TLDR
- On March 27, ARK Invest dumped 58,119 Nvidia shares valued at approximately $9.95M, continuing a major selloff from the previous session.
- ARK offloaded 10,500 Meta shares worth $5.75M amid mounting legal challenges related to children’s safety on social platforms.
- After Tesla’s stock declined 2.76% to $361.83, ARK sold 4,221 shares valued at roughly $1.57M following reduced delivery projections.
- Semiconductor holdings took hits with AMD and Teradyne sales totaling $3.9M and $5.08M respectively.
- In contrast, ARK purchased 48,659 Arcturus Therapeutics (ARCT) shares for approximately $344,505, expanding healthcare exposure.
On Friday, March 27, Cathie Wood’s ARK Invest persisted with its technology sector exodus, marking another significant session of portfolio rebalancing throughout the fund family’s various ETF products.
This aggressive selling activity arrived just one day after ARK divested more than $84 million worth of technology holdings, signaling a clear strategic shift: reduced tech concentration, heightened defensive positioning.

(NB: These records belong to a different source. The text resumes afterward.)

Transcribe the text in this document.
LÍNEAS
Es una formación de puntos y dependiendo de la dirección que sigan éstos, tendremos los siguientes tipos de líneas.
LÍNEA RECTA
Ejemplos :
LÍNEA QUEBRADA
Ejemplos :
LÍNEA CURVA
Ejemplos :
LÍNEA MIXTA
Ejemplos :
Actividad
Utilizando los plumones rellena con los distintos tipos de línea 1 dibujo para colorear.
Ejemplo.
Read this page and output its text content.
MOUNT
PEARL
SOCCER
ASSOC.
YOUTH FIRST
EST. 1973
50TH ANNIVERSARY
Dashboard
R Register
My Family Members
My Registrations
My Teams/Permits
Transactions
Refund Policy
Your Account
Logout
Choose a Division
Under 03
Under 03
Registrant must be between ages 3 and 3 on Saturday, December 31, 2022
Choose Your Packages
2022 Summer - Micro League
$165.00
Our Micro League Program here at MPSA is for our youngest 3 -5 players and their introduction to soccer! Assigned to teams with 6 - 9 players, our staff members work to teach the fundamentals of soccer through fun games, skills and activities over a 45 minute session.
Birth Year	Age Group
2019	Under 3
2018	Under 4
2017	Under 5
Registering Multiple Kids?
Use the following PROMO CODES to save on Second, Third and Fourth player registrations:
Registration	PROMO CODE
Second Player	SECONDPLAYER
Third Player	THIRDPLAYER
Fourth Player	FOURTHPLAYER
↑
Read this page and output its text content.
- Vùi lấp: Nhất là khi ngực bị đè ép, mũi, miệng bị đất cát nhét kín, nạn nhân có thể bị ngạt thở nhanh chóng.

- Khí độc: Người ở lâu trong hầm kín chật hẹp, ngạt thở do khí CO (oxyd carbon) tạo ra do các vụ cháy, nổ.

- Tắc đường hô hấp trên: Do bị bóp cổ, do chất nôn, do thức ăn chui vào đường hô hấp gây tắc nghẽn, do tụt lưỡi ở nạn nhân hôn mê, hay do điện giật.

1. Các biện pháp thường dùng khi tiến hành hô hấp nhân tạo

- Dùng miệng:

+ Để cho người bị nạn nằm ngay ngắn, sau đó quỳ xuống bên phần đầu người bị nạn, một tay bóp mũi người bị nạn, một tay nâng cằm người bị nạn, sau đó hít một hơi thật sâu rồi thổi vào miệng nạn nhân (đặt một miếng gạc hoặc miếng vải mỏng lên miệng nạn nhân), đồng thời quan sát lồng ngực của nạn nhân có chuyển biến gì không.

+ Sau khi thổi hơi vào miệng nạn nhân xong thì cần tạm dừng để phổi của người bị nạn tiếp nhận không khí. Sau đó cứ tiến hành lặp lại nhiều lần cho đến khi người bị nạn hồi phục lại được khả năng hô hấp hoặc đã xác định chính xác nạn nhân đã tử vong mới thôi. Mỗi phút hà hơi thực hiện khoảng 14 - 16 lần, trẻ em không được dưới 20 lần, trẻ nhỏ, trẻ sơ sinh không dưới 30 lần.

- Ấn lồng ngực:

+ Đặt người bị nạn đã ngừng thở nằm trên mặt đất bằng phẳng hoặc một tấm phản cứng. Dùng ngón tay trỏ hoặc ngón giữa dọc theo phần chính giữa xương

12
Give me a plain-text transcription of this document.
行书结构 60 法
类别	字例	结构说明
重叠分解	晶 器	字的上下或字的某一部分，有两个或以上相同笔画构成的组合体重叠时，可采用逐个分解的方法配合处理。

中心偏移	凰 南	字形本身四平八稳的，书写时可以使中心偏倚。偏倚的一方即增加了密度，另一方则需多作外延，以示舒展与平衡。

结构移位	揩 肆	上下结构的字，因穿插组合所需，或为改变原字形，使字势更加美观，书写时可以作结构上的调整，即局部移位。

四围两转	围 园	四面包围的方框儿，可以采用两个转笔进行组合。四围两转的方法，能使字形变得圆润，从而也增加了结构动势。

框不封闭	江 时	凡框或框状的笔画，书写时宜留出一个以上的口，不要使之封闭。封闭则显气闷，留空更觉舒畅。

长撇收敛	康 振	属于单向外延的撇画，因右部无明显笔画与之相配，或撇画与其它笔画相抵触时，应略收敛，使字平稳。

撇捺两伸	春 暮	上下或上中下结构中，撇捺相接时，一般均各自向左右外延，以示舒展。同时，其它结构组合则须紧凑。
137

Across the ARKK, ARKW, and ARKF portfolios, ARK Invest liquidated 58,119 shares of Nvidia valued at roughly $9.95 million. This transaction followed the previous day’s massive disposal of 155,441 Nvidia shares totaling $27.77 million. Market observers point to elevated artificial intelligence valuations and mounting developer frustrations with Nvidia’s recent software releases as contributing factors.
Meta Platforms experienced additional selling pressure as ARK disposed of 10,500 shares generating $5.75 million in proceeds. This came after Thursday’s substantial exit of 76,622 Meta shares worth $45.58 million. Emerging legal precedents concerning social media platforms’ impact on youth mental health have intensified scrutiny on Meta, creating uncertainty around future penalties and regulatory constraints.
Tesla holdings were similarly reduced. ARK liquidated 4,221 TSLA shares generating approximately $1.57 million. This occurred as Tesla shares declined 2.76% to $361.83 following management’s announcement lowering its 2026 vehicle delivery expectations from 1.75 million to 1.69 million units.
Semiconductor Sector Faces Widespread Exits
Chip manufacturers experienced comprehensive selling across ARK’s portfolios. The firm offloaded 19,126 AMD shares valued at $3.90 million, supplementing Thursday’s disposal of 38,245 shares that brought in $8.42 million. Teradyne witnessed 17,092 shares sold for $5.08 million, building on the previous day’s 16,009-share sale worth $5.18 million.
This broad-based semiconductor divestment suggests increasing anxiety regarding supply chain limitations and excessive valuations following the sector’s impressive performance trajectory.
Roku experienced modest trimming with 9,274 shares sold generating $825,664. ARK also disposed of 37,876 Bullish (BLSH) shares for $1.38 million, maintaining a persistent reduction pattern in this position.
Healthcare Sector Attracts Capital Allocation
Countering the technology exodus, ARK’s ARKG ETF executed a contrarian move by acquiring 48,659 shares of Arcturus Therapeutics valued at approximately $344,505. This wasn’t ARK’s initial foray into ARCT — the investment firm had previously accumulated 4,525 shares on March 24.
This healthcare allocation represents the singular purchase among ARK’s publicly disclosed transactions for the trading session.
Reviewing the entire week’s activity, ARK’s technology sector reduction has been systematic and widespread — positions in Nvidia, Meta, AMD, Teradyne, Tesla, Roku, and Bullish all experienced cuts across multiple trading days.
The $344,505 ARCT share purchase on March 27 stood as the exclusive acquisition during an otherwise divestment-dominated trading session for Cathie Wood’s investment firm.